Essa Reforma da Previdência está sendo vendida como um corte de privilégios, mas não é. Todos aqueles salários de R$50 mil, R$200 mil, acima do teto, continuam iguais. Estamos fazendo um arroxo fiscal em cima do trabalhador, tornando ele cada vez mais dependente das pessoas que detém os meios de produção, as terras e o capital financeiro no país. No item 50 da Proposta de Emenda à Constituição nº 6/2019 (PEC da Previdência), a definição de ricos é para aqueles que ganham, em média, R$2.200 por mês. É um jogo de palavras. O R$1 trilhão, que está no último item da PEC, o governo diz que, nos próximos 10 anos, R$715 bi vêm do regime geral e R$182 bi vêm do Benefício de Prestação Continuada (BPC) e do abono salarial. Ou seja, 83% da economia vêm de pessoas que não têm privilégio nenhum, que ganham um ou dois salários mínimos.

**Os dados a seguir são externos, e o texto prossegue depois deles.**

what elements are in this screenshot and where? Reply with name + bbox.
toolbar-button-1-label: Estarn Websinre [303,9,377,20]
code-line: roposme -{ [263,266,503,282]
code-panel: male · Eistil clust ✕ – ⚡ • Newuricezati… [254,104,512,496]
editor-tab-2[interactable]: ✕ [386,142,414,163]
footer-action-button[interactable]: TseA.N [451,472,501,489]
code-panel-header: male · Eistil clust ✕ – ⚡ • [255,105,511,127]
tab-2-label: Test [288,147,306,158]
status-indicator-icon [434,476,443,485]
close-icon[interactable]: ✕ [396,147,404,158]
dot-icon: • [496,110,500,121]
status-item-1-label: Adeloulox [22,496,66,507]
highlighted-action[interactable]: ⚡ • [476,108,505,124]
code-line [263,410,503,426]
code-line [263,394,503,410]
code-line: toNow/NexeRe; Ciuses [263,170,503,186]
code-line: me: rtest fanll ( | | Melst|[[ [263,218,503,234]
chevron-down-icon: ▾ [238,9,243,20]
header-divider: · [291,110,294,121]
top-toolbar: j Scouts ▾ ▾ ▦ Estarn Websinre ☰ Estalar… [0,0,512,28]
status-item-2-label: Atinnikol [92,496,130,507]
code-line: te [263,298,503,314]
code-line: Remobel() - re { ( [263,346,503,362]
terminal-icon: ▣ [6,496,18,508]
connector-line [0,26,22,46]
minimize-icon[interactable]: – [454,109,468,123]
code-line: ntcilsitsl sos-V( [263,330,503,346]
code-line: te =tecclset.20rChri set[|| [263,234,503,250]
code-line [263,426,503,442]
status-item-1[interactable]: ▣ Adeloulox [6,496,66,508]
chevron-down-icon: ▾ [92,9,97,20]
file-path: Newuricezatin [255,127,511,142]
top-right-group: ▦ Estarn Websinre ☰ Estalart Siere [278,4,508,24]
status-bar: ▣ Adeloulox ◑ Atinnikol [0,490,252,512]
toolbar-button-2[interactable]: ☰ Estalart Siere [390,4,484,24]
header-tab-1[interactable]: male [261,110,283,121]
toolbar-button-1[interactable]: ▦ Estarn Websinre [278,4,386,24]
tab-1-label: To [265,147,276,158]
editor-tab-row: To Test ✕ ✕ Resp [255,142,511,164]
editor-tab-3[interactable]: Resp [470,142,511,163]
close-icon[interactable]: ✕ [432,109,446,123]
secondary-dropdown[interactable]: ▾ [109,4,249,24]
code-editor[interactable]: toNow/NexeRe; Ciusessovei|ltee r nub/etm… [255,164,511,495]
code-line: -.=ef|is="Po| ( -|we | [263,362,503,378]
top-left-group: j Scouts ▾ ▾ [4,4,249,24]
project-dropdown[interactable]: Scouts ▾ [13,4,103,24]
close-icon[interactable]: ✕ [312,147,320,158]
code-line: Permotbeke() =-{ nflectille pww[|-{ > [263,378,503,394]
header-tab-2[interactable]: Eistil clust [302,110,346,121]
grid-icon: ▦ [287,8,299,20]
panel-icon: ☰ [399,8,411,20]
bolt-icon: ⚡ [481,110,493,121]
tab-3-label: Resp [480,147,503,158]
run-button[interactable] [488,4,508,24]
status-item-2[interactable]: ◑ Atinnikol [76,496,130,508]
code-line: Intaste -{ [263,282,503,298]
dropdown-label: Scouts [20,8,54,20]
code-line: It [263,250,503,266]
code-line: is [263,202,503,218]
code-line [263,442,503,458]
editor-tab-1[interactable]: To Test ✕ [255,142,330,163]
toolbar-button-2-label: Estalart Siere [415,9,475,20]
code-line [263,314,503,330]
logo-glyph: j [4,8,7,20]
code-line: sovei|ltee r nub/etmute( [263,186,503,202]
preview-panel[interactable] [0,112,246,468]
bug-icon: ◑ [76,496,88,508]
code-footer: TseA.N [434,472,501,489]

2 - Essa reforma vai mesmo beneficiar os mais pobres?
Nem aqueles mais pobres, que a alíquota cai de 8% para 7,5% [serão privilegiados], porque esse sujeito precisa contribuir mais tempo agora e, lá na frente quando ele receber, o que ele vai ter contribuído vai ser mais do que aquilo que economizou com 0,5%. Os mais pobres, boa parte deles, passará a não ter as condições de se aposentar, simplesmente, porque vão ter que contribuir, agora, por mais cinco anos. Só que, não são cinco anos, são 60 meses e a gente está falando da maior parte da população, que trabalha na maior parte na informalidade, trabalha poucos meses por ano. Quando a gente fala que um dos pontos cruciais dessa reforma é o tempo mínimo de contribuição que passa de 15 para 20 anos, a gente precisa lembrar que 42% dos trabalhadores brasileiros têm no máximo nove meses de contribuição por ano, mas em média são 4.9 meses apenas. Então, essa reforma é destruidora, avassaladora e mortal para as pessoas mais pobres. Para as pessoas mais pobres, isso pode fazer diferença entre viver ou morrer.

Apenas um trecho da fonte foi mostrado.